Socket reuseAddress property and Linux

We ran into an odd behavior on Linux in terms of Socket binds last week, and I wanted to share it here with the hopes of saving some time for someone else.

As some of you might know, Java’s Socket class has a reuseAddress property that is supposed to do the following according to JavaDocs:

When a TCP connection is closed the connection may remain in a timeout state for a period of time after the connection is closed (typically known as the TIME_WAIT state or 2MSL wait state). For applications using a well known socket address or port it may not be possible to bind a socket to the required SocketAddress if there is a connection in the timeout state involving the socket address or port. Enabling SO_REUSEADDR prior to binding the socket using bind(SocketAddress) allows the socket to be bound even though a previous connection is in a timeout state.

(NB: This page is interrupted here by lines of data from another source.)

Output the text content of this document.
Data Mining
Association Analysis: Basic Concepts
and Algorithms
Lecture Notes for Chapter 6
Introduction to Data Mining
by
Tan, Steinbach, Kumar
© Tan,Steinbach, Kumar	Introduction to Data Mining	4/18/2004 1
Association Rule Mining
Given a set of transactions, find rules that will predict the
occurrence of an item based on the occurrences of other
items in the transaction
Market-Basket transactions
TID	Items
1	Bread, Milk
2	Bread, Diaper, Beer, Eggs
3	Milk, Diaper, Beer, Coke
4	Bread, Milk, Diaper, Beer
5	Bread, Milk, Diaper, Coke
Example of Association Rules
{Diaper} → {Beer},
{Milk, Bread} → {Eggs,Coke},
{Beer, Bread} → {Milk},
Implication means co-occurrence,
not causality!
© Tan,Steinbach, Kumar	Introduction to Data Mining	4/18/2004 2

In more simpler terms, when reuseAddress is enabled on a socket on the server, the server socket can bind to that port even if there’s a client connection in a TIME_WAIT state on that port. This comes up when the client is connected to the server, and the server goes down for whatever reason. In that scenario, the connection gets to a TIME_WAIT state, because it’s not an orderly shutdown, and when you restart the server, the server cannot bind to that port until after a OS specific timeout. This means server restarts can take up a while, and hence the need of a reuseAddress property.

In LCDS, there’s also a “reuse-address-enabled” property to take advantage of this Socket property but we recently realized that it didn’t work as expected on Linux. So, even when reuseAddress property was set to true, server restarts would end up with bind exceptions on Linux and we didn’t know why until a coworker, Alex Glosband, pointed out the following from the Linux man page for socket:

Linux will only allow port re-use with the SO_REUSEADDR option when this option was set both in the previous program that performed a bind() to the port and in the program that wants to re-use the port. This differs from some implementations (e.g., FreeBSD) where only the later program needs to set the SO_REUSEADDR option. Typically this difference is invisible, since, for example, a server program is designed to always set this option.

In LCDS, when “reuse-address-enabled” property was true, LCDS tried to bind to the port with reuse-address=false first. When it failed, it would log that it couldn’t bind to the port, then, it would set reuse-address=true, and bind again. This works fine on Windows or Mac, but not on Linux, because Linux expects that all binds to a port have reuse-address=true for address reuse to work. In the end, the fix was trivial, we changed to logic to use reuse-address=true in the first bind try on Linux, and not worry about logging about the first bind failure.